Her hand was slipping. Charlton stared in horror at her face, ghostly green-white under the surface of the water, mouth open and eyes half-closed. Silvery hair floated around her like a halo. She inhaled, choked, her body convulsing. Her fingers went limp in his hand and slipped through.

Abandoning caution, Charlton let go of his anchoring rock and thrust both hands into the water, searching desperately. He felt her slick, unmoving fingers and grasped hold of them, yanking her upwards. This time, the only resistance he met was from her own, water-logged body. Charlton tried not to think, dead weight.

He pulled her up higher, got a better grip on her arms and dragged her lifeless form fully out of the pool.

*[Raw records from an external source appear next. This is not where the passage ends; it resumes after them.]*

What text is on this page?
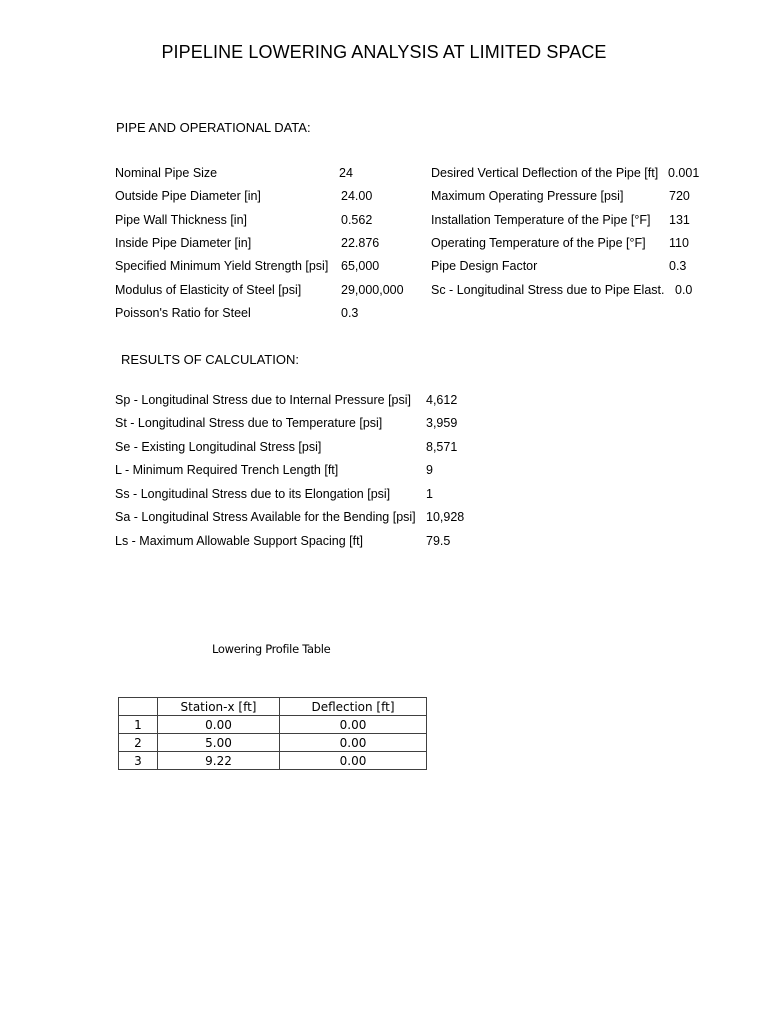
PIPELINE LOWERING ANALYSIS AT LIMITED SPACE
PIPE AND OPERATIONAL DATA:
Nominal Pipe Size	24
Outside Pipe Diameter [in]	24.00
Pipe Wall Thickness [in]	0.562
Inside Pipe Diameter [in]	22.876
Specified Minimum Yield Strength [psi] 65,000
Modulus of Elasticity of Steel [psi]	29,000,000
Poisson's Ratio for Steel	0.3
Desired Vertical Deflection of the Pipe [ft] 0.001
Maximum Operating Pressure [psi]	720
Installation Temperature of the Pipe [°F] 131
Operating Temperature of the Pipe [°F] 110
Pipe Design Factor	0.3
Sc - Longitudinal Stress due to Pipe Elast. 0.0
RESULTS OF CALCULATION:
Sp - Longitudinal Stress due to Internal Pressure [psi] 4,612
St - Longitudinal Stress due to Temperature [psi]	3,959
Se - Existing Longitudinal Stress [psi]	8,571
L - Minimum Required Trench Length [ft]	9
Ss - Longitudinal Stress due to its Elongation [psi]	1
Sa - Longitudinal Stress Available for the Bending [psi] 10,928
Ls - Maximum Allowable Support Spacing [ft]	79.5
Lowering Profile Table
	Station-x [ft]	Deflection [ft]
1	0.00	0.00
2	5.00	0.00
3	9.22	0.00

“Lorraine!” He flipped her over, half-choking on her name. Her eyes were wide, staring, glossy. Water trickled from the corner of her blue lips.

Charlton pressed against her chest, expelling water, and bent over to give her mouth-to-mouth. Or, what he thought was mouth-to-mouth. Charlton was a divine fairy, for crying out loud - he had never had to resuscitate anyone before. He pressed air into her water-filled lungs for several minutes, then shuffled backwards in shock as her body started to twitch and writhe beneath him. Her skin had turned a nauseating shade of blue. She bucked and jerked, her body convulsing forcefully, before finally falling still. Her head had fallen to one side, staring unseeingly at Charlton with dead eyes.